Protection  

Would an over-40s tax solve the social care crisis?

Would an over-40s tax solve the social care crisis?

An ageing population, coupled with reductions in local authority funding, means the government is under significant pressure to reform adult social care. And, while a series of reviews and commissions have been published over the past 20 years, a recent cross-party report throws some further suggestions into the ring.

The Housing, Communities and Local Government and the Health and Social Care Committees’ joint report, ‘Long-term funding of adult social care’, was published at the end of June. It describes the social care system as “under very great and unsustainable strain” and calls for a number of changes to taxation to generate the necessary funding.

Social care premium

Central to its recommendation is the introduction of a new tax, the social care premium, which would be paid by the over-40s. This would be an earmarked contribution specifically for social care, either as an addition to national insurance or into a dedicated not-for-profit social insurance fund, such as that in place in Germany.

Contributions would be made by both individuals and their employers, with a minimum earnings threshold in place to protect those on low incomes. In addition, although national insurance ceases at state pension age, the report proposes that the social care premium would be paid by the over-65s.

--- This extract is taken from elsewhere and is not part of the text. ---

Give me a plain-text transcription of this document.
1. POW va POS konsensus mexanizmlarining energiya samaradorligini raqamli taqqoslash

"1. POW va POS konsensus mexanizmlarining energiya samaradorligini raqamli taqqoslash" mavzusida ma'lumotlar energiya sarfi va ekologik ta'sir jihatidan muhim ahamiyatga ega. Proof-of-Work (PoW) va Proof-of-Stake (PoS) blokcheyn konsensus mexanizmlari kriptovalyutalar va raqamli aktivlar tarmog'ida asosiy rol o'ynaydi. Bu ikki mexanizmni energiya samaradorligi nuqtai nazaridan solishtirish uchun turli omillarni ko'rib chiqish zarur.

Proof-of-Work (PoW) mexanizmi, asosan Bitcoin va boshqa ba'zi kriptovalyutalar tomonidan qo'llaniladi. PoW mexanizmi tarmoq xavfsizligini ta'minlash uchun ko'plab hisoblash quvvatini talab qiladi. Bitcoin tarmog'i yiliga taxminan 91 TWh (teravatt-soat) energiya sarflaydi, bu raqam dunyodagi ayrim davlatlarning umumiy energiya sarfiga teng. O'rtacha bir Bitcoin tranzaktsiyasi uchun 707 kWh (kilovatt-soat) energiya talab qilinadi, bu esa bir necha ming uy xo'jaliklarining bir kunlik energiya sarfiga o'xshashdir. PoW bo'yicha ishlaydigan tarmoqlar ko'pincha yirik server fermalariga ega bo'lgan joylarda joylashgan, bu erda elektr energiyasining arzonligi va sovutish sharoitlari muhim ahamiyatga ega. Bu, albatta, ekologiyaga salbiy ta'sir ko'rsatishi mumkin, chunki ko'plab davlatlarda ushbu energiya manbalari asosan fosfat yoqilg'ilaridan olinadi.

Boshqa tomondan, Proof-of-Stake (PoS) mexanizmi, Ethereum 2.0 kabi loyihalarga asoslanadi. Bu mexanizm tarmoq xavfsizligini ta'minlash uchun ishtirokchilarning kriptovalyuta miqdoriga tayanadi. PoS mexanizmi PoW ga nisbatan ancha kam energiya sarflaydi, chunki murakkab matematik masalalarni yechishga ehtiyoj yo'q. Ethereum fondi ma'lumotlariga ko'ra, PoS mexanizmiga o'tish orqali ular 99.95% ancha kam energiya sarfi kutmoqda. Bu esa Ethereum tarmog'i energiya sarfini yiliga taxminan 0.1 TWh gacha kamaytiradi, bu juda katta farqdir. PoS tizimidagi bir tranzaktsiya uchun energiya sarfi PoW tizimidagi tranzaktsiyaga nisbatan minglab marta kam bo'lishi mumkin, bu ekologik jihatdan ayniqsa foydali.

It also calls for the government to consider lifting the maximum higher-rate tax threshold (£46,350 for national insurance in 2018-19) for the social care premium and to include unearned income, such as pensions and investments, in the calculation.

Looking at the German model, which was introduced in 1995, gives some insight into how a social care premium might work. In 2018, a contribution rate of 2.55 per cent is levied on up to €4,425 (£3,900) a month of assessable income, with the employer paying half of this contribution. In recognition that they will have fewer options for support from their families, childless adults pay an additional 0.25 percentage point premium, taking their total contribution up to 2.8 per cent.

Interestingly, to help employers stomach the additional cost, the German government removed a bank holiday when it introduced its social long-term care insurance, except in the state of Saxony, where employees pay around 70 per cent of the total contribution.

Whether or not the UK would need to follow the German example and forfeit a bank holiday, the concept of a social care premium has received broad support. 

Rachael Griffin, tax and financial planning expert at Old Mutual Wealth, says: “Many people do not know how their money is used when they pay national insurance. Having a separate pot that is earmarked specifically for social care does create the necessary transparency and, alongside education around what is required and the costs, should help to give consumers the confidence to determine whether they need to make additional provision.”

Additional revenue streams

Alongside this tax for the over-40s, the report also recommends an increase in inheritance tax on estates above a set value. This additional payment would be capped at a percentage of the total value of the estate, but it would help to ensure sufficient funds were in place until funding through the social care premium was able to meet demand.